L'Irlande ouvre une enquête après le piratage de 50 millions de comptes Facebook

Il s'agit de la première application contre un poids lourd d'internet du Règlement européen sur la protection des données, entré en vigueur dans l'UE en mai dernier.

Le logo de Facebook au siège européen de l\'entreprise, le 22 octobre 2015, à Dublin en Irlande.
Le logo de Facebook au siège européen de l'entreprise, le 22 octobre 2015, à Dublin en Irlande. (CHRISTOPH DERNBACH / DPA)

L'Irlande a annoncé avoir ouvert une enquête, mercredi 3 octobre, après le piratage de 50 millions de comptes du réseau social Facebook"La Commission irlandaise de protection des données (DPC) a ouvert une enquête aujourd'hui" pour "vérifier si Facebook a rempli ses obligations (...) de protection des données", a annoncé cette institution dans un communiqué.

Facebook, dont le quartier général européen est basé en Irlande, "a informé la DPC que son enquête interne se poursuivait et que l'entreprise continuait à prendre des mesures correctives pour atténuer les risques potentiels sur les utilisateurs", a-t-elle précisé. L'ouverture de cette enquête constitue une première application contre un poids lourd d'internet du Règlement européen sur la protection des données (RGPD), entré en vigueur dans l'Union européenne le 25 mai.

Environ 5 millions d'Européens

Le règlement vise à mieux protéger les données personnelles des Européens à l'ère numérique.

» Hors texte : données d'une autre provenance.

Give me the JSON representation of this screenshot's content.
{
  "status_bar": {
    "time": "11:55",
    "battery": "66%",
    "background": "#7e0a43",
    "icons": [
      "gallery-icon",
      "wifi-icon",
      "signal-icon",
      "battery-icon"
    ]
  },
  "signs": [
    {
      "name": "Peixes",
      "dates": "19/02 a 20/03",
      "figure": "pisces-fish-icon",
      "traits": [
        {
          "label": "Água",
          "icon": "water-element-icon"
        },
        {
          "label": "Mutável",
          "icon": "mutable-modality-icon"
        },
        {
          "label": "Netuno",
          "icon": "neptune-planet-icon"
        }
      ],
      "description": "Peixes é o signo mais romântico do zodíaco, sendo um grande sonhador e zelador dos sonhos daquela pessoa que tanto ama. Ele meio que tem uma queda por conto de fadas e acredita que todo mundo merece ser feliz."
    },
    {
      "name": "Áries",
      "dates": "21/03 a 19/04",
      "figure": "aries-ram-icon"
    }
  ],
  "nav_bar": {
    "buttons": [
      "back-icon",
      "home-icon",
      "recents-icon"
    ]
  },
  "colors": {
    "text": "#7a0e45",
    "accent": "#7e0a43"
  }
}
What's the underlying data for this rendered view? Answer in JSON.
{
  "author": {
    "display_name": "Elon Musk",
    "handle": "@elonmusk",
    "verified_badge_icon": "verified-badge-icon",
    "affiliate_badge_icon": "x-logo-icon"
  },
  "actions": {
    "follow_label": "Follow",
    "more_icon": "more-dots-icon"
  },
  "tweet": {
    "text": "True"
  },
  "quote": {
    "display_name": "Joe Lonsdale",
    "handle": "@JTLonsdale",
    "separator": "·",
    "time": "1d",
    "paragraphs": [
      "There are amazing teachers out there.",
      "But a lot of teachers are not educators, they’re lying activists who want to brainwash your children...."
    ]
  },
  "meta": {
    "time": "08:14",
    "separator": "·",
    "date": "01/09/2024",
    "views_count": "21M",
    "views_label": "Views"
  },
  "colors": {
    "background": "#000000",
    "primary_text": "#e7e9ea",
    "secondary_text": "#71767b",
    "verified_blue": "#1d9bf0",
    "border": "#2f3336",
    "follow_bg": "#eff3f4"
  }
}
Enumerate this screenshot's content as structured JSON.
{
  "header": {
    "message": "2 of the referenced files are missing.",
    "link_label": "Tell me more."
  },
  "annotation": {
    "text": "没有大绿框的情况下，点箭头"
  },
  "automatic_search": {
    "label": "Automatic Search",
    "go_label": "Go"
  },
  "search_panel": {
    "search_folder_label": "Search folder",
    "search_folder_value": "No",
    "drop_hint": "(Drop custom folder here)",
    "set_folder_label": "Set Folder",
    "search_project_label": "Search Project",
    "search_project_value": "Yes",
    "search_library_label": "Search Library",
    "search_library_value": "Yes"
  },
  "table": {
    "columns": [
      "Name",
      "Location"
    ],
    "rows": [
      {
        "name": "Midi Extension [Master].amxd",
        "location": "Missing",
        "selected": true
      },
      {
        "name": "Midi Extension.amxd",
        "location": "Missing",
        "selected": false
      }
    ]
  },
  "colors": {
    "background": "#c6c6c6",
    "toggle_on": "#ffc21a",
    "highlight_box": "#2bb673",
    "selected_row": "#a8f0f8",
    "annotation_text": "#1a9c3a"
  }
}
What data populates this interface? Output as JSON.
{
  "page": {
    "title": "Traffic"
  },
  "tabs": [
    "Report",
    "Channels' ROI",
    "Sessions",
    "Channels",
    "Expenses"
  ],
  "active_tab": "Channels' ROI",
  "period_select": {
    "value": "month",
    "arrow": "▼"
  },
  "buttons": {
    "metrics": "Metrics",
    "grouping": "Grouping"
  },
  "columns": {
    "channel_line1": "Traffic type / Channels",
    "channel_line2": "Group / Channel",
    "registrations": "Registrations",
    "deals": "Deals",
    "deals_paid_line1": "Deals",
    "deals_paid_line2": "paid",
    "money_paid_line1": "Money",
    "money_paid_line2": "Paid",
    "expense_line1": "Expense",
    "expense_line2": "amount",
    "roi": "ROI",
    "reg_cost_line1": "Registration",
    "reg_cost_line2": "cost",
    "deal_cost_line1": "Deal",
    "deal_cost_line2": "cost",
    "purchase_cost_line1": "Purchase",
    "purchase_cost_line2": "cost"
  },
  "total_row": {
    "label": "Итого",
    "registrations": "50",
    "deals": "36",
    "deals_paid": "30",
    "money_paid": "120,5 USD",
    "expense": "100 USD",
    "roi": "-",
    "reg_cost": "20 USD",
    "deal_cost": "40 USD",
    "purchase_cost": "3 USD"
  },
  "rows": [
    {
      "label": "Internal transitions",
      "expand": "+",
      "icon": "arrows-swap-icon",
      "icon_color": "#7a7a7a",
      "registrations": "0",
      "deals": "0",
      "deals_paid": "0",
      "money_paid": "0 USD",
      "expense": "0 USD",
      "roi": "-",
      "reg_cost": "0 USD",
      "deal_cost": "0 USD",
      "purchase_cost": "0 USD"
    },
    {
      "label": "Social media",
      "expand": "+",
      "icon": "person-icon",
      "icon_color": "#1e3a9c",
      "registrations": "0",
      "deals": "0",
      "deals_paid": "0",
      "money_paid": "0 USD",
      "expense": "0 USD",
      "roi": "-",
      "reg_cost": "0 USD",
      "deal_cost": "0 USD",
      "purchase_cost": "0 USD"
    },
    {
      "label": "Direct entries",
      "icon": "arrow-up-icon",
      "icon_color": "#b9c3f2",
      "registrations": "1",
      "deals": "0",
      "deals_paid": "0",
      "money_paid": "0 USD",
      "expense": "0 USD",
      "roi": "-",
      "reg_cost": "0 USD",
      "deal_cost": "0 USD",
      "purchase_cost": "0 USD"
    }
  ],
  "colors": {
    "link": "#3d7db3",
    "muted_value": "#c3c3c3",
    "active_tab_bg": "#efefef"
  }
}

Il renforce les droits des internautes, établit des obligations claires pour les entreprises et donne aux régulateurs européens de nouveaux pouvoirs de contrôle et de sanctions. Facebook risque gros. Le texte prévoit notamment des amendes allant jusqu'à 20 millions d'euros ou 4% du chiffre d'affaires pour les entreprises prises en faute. En 2017, Facebook a engrangé plus de 40,6 milliards de dollars de revenus.

La récente faille de sécurité révélée fin septembre par le réseau social aurait touché quelque 5 millions d'Européens, sur les 50 millions de comptes affectés au total, selon la commissaire européenne en charge de la Justice, Vera Jourova. Cette faille, qui a été "réparée" selon le patron du réseau social Mark Zuckerberg, a permis à des pirates d'accéder aux informations figurant sur les profils des utilisateurs (noms, genre, ville...).